The group, which is financing the construction of the plant along with its junior partner CGN of China, said it is expecting the project to cost up to £23bn compared with a previous estimate in 2019 of a maximum of £22.5bn. EDF quotes costs in 2015 prices in order to maintain consistency for the markets but the real bill is likely to be higher after accounting for inflation.

It said on Wednesday that the first electricity is now expected in June 2026, against a previous hope to start generating by the end of 2025. It has not been able to catch up work that was postponed last year at the height of the first lockdown in the UK.

“Ten months after it began, we are still facing the full force of the pandemic,” Stuart Crooks, the managing director of Hinkley Point C, said in a message to employees on Wednesday.

“Even though experience has allowed us to increase numbers on site during the pandemic from below 2,000 to more than 5,000, social distancing requirements still limit the number of people we can safely have on site at any one time,” he said.

Mr Crooks added that “a longer construction period also adds some cost — as does the reduced efficiency of operating a site for a long period under Covid-19 conditions”.

However he insisted: “None of this extra cost is carried by British consumers.”

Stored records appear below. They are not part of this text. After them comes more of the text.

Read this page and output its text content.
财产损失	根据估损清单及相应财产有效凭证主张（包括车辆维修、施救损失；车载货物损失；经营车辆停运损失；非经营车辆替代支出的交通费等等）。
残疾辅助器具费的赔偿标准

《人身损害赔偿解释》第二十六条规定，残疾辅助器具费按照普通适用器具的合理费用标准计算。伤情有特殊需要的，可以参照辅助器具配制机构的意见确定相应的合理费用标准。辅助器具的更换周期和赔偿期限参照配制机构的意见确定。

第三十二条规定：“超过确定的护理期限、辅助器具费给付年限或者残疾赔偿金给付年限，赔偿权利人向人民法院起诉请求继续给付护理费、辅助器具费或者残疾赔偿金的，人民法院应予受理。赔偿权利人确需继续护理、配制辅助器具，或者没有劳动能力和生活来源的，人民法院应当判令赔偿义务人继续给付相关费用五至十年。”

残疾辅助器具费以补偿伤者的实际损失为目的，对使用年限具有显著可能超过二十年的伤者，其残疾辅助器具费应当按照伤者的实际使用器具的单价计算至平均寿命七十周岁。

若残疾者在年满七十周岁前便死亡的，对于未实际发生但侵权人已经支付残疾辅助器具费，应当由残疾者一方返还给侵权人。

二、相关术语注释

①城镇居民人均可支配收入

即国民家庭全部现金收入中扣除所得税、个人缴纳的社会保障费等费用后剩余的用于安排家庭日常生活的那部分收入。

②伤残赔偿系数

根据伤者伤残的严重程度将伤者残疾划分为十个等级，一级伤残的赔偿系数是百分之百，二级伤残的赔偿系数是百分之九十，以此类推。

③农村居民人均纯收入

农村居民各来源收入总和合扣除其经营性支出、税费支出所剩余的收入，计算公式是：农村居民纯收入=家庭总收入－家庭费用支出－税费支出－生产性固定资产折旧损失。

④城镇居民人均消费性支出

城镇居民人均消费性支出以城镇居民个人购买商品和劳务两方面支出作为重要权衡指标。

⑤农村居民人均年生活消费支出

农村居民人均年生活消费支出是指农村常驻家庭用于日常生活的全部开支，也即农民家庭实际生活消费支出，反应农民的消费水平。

EDF’s former UK chief executive Vincent de Rivaz once promised Britons would be cooking their turkeys using power from the plant in 2017.

The French company is in talks with the UK government to build another plant, Sizewell C in Suffolk, although it has made clear that a different financing model will be required for construction. Ministers are examining taking a direct stake in Sizewell C as well as using a “regulated asset base” model that would involve consumers paying upfront through their energy bills.